In Khushboos Heimat Chennai - auch das ehemalige Madras ist ein IT-Schwerpunkt - veröffentlichte eine Boulevardzeitung Bilder von küssenden Paaren in der Discothek eines Fünf-Sterne-Hotels. Daraufhin verlor das Hotel seine Gewerbelizenz, die Übeltäter mussten die Unterkunft verlassen und wurden mit Haftstrafen bedroht.
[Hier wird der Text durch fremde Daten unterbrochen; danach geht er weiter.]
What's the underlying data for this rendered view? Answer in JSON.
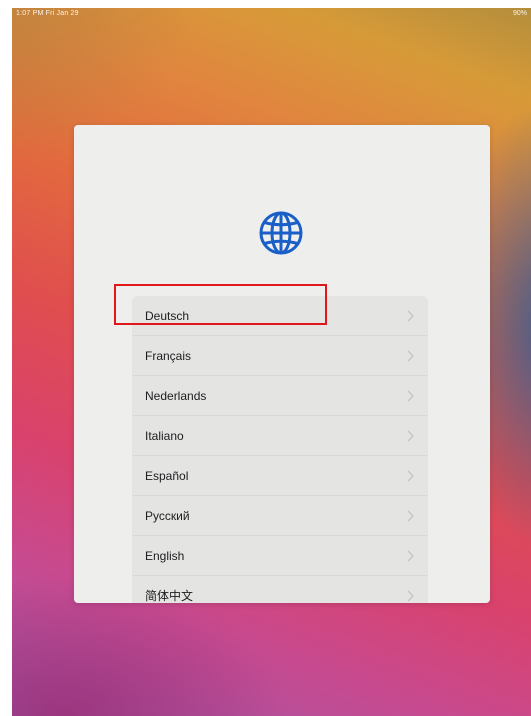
{
  "status_bar": {
    "time_date": "1:07 PM  Fri Jan 29",
    "battery": "90%"
  },
  "icon": "globe-icon",
  "language_list": {
    "items": [
      {
        "label": "Deutsch"
      },
      {
        "label": "Français"
      },
      {
        "label": "Nederlands"
      },
      {
        "label": "Italiano"
      },
      {
        "label": "Español"
      },
      {
        "label": "Русский"
      },
      {
        "label": "English"
      },
      {
        "label": "简体中文"
      }
    ]
  },
  "colors": {
    "accent_blue": "#1a5fc8",
    "highlight_red": "#e0181b",
    "card_bg": "#eeeeec",
    "list_bg": "#e4e4e2"
  }
}
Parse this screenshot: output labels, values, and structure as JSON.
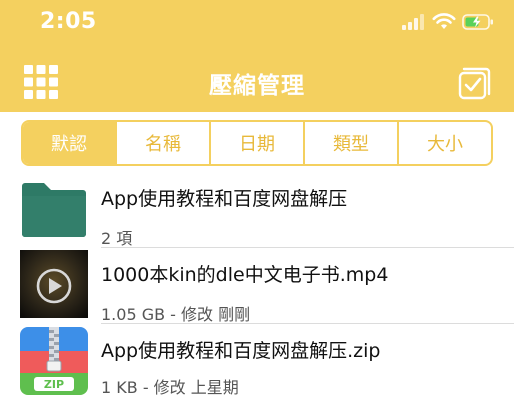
{
  "status": {
    "time": "2:05"
  },
  "header": {
    "title": "壓縮管理"
  },
  "sort_tabs": [
    {
      "label": "默認",
      "active": true
    },
    {
      "label": "名稱",
      "active": false
    },
    {
      "label": "日期",
      "active": false
    },
    {
      "label": "類型",
      "active": false
    },
    {
      "label": "大小",
      "active": false
    }
  ],
  "files": [
    {
      "name": "App使用教程和百度网盘解压",
      "meta": "2 項",
      "icon": "folder-icon"
    },
    {
      "name": "1000本kin的dle中文电子书.mp4",
      "meta": "1.05 GB - 修改 剛剛",
      "icon": "video-play-icon"
    },
    {
      "name": "App使用教程和百度网盘解压.zip",
      "meta": "1 KB - 修改 上星期",
      "icon": "zip-archive-icon",
      "badge": "ZIP"
    }
  ],
  "colors": {
    "accent": "#f4d05f",
    "folder": "#2e7a66"
  }
}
Die Stadtpolizei ernannte sich offiziell zu "Schützern der Moral Chennais", doch die übereifrigen Tugendwächter missbrauchten die entlang des populären Marina Beach installierten Sicherheitskameras, um Fotos von turtelnden Paaren aufzunehmen und diese hinterher zu erpressen. In anderen Städten machten Polizisten noch Ende vergangenen Jahres regelrecht Jagd auf knutschende Pärchen in öffentlichen Parks. Ein gefilmter Übergriff in der Stadt Meerut wurde wieder und wieder im Fernsehen gesendet.

Manche halten die ganze Aufregung für überflüssig. "Es gibt einige Lebensweisen, bei denen wir dem Westen nicht blind folgen können", sagt die Abgeordnete Krishna Tirath. Ihre Empfehlung: "Weil unsere Gesellschaft vorehelichen Sex nicht akzeptiert, muss man ihn eben geheimhalten."